Our view is that the year has got off to a positive start: MSCI’s latest monthly data shows all-property returns still matching December’s pace (11.2%), the IPF’s consensus forecast for 2018 returns have edged up to 4.6% (closer to our prediction of 7.0%), and at almost £10bn, investment remains healthy.     

"February’s equity market volatility was a helpful reminder of real estate’s comparative stability and attractive income-generating abilities."

However, headline numbers are good at masking more nuanced trends, and what seems clear to us is that divisions within the UK’s commercial property market are widening on a number of fronts.

The stable performance reported in MSCI’s data reflects (still) improving returns in industrial and specialist property types, weighed down by an accelerating decline in values amongst certain retail subsectors.

Our in-house yield series mirrors this trend: few changes have been necessary this year, but we have raised our prime regional high street yield, and lowered those for some of the specialist property sectors. Equally, while investment is tracking last year’s levels, activity is concentrated within the office, industrial and specialist sectors.  

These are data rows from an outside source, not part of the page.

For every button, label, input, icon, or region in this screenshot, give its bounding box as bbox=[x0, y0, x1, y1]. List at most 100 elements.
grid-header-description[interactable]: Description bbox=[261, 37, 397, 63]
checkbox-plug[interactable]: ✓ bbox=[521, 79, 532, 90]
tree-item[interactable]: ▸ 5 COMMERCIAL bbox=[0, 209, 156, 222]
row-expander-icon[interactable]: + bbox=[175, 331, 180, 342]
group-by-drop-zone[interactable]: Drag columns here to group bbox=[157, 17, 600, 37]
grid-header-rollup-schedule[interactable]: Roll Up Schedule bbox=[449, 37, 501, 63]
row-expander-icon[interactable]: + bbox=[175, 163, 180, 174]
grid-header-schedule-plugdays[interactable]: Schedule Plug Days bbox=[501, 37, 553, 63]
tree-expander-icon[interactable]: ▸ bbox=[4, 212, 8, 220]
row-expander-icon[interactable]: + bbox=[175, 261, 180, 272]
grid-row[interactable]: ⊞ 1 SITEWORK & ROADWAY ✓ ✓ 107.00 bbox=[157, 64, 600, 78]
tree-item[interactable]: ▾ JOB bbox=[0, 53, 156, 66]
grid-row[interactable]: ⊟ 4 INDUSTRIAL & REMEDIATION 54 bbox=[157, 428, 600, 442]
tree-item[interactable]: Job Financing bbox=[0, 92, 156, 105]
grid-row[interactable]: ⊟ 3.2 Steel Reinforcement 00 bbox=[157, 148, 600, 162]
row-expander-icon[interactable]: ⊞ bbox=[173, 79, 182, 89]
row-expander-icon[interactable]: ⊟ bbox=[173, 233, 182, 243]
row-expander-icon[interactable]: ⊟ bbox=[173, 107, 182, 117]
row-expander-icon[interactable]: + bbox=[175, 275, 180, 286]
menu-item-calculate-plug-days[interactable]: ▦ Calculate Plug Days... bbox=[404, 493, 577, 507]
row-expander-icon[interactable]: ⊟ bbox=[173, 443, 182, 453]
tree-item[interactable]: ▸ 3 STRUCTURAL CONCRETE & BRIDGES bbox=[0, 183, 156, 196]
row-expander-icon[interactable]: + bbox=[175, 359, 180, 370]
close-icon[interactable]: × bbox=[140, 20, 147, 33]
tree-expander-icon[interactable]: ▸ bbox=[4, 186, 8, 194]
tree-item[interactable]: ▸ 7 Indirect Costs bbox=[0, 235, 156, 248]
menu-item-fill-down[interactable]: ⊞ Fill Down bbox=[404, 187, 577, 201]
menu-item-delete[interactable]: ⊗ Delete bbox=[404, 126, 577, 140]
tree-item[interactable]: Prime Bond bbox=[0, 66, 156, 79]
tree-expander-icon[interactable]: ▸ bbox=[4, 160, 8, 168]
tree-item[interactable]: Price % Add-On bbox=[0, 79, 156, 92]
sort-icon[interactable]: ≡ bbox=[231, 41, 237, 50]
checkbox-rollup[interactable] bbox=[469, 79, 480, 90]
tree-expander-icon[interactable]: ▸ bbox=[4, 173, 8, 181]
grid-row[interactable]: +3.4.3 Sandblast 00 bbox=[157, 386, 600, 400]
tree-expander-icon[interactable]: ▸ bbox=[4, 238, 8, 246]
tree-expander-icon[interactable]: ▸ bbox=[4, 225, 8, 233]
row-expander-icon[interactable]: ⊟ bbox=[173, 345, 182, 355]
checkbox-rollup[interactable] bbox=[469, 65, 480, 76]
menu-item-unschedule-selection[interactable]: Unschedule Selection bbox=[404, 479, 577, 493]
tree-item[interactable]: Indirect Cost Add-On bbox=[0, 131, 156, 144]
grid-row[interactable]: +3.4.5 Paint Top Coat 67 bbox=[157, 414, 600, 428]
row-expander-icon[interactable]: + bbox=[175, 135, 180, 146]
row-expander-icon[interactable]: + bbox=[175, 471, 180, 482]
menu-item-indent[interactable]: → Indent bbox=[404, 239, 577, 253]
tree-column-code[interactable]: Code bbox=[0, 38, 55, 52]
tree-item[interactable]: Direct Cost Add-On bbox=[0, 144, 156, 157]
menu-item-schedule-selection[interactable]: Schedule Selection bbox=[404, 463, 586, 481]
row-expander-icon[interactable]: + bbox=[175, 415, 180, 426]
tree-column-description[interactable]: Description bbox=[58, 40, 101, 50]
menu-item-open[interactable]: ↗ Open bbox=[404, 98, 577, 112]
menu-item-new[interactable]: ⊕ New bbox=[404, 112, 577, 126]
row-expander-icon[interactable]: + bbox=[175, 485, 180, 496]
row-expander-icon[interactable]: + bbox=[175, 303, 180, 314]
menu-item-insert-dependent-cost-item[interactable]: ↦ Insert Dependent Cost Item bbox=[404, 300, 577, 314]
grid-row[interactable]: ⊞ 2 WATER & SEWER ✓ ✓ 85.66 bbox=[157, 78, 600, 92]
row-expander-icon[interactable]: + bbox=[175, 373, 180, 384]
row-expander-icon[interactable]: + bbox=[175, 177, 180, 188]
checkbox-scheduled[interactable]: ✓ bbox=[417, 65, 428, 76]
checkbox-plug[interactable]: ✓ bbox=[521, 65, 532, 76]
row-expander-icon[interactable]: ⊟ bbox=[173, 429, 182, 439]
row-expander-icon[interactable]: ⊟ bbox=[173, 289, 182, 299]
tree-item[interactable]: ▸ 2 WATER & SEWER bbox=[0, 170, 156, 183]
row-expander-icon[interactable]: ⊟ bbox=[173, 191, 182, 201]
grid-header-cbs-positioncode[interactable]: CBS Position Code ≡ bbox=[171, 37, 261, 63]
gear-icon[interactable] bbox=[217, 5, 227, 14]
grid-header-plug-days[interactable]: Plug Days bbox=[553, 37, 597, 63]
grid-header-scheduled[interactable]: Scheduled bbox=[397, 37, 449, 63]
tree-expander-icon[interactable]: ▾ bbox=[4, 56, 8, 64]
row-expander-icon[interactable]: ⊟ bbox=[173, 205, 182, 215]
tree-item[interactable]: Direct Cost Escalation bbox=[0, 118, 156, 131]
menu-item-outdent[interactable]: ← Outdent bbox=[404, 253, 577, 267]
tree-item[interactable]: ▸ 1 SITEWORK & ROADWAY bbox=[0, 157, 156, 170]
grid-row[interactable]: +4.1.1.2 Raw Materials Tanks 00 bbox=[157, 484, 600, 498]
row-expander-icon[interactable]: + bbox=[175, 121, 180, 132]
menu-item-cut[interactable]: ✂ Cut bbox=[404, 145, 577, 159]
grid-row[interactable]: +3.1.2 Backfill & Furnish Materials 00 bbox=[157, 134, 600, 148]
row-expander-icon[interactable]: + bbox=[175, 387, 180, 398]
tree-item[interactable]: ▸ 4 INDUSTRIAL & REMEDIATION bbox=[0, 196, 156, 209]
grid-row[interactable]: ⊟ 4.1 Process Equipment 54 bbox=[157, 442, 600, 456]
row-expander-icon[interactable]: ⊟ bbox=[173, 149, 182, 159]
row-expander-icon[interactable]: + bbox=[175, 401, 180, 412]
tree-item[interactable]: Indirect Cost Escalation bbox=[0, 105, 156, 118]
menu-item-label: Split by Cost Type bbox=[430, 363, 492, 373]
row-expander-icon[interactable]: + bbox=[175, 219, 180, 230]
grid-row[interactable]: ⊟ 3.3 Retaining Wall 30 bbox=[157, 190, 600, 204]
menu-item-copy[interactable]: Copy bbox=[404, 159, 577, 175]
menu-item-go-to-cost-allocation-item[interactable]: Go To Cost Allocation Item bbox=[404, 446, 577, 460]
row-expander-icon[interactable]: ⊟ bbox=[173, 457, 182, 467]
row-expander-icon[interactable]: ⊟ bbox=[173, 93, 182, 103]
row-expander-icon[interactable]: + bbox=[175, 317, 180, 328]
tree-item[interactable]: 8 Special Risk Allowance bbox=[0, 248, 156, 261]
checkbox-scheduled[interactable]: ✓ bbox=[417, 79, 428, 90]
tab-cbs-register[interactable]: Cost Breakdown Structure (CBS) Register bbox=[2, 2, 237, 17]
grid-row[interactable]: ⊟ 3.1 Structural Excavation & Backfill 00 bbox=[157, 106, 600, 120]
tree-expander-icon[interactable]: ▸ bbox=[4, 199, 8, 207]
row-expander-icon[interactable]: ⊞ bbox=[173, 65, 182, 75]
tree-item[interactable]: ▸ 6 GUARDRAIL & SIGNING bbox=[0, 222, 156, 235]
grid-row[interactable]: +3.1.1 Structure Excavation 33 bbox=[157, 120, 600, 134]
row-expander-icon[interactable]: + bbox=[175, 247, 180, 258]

There are also growing divisions in the global macro background that could have important implications for real estate. February’s equity market volatility was a helpful reminder of real estate’s comparative stability and attractive income-generating abilities.

Indeed, overseas capital remains focused on UK real estate, as evidenced by the number of large portfolio and single asset purchases that have already taken place this year, and we continue to expect 2018 to be a strong year for entity-level transactions.

However, the cause of recent stock market fluctuations was alarm at the speed of monetary tightening in the US, and consequently, 2018 will see much debate as to the impact of higher interest rates on property performance, and financial markets in general.  

Et tu, Mark Carney? No.

The reality is that the paths of global interest rates are diverging. Despite a slightly more hawkish tone of late, the Bank of England is set to tighten nowhere near as quickly as in the US Federal Reserve, which has already increased its target interest rate to 1.75% and may reach 2.5% by the end of the year.  

The importance of this differential to those in the UK (and Eurozone) is partly that the US experience offers a useful glimpse at the impact of rising interest rates on property pricing.

So what has happened? Have higher US interest rates caused property yields to rise in lockstep, thus leading to property value falls?

"Despite a slightly more hawkish tone of late, the Bank of England is set to tighten nowhere near as quickly as in the US Federal Reserve, which has already increased its target interest rate to 1.75% and may reach 2.5% by the end of the year. "

Or has the yawning gap between property yields and government bonds simply compressed to a lower number of basis points? The answer, for now, is the latter: in general, US property yields have been in decline ever since the central bank started raising rates. This is a reassuring illustration of our view that rising interest rates, of themselves, need not lead directly to lower property values. 

End of Act I

As the first quarter draws to a close we can reflect on some of our own predictions from the start of the year: we were right to expect greater stock market volatility (although we didn’t anticipate the trigger to come quite so soon), while appetite for platform and corporate transactions has been even stronger than we thought.

Our central case for 2018 remains one of benign moderation in performance, and consistent demand for assets.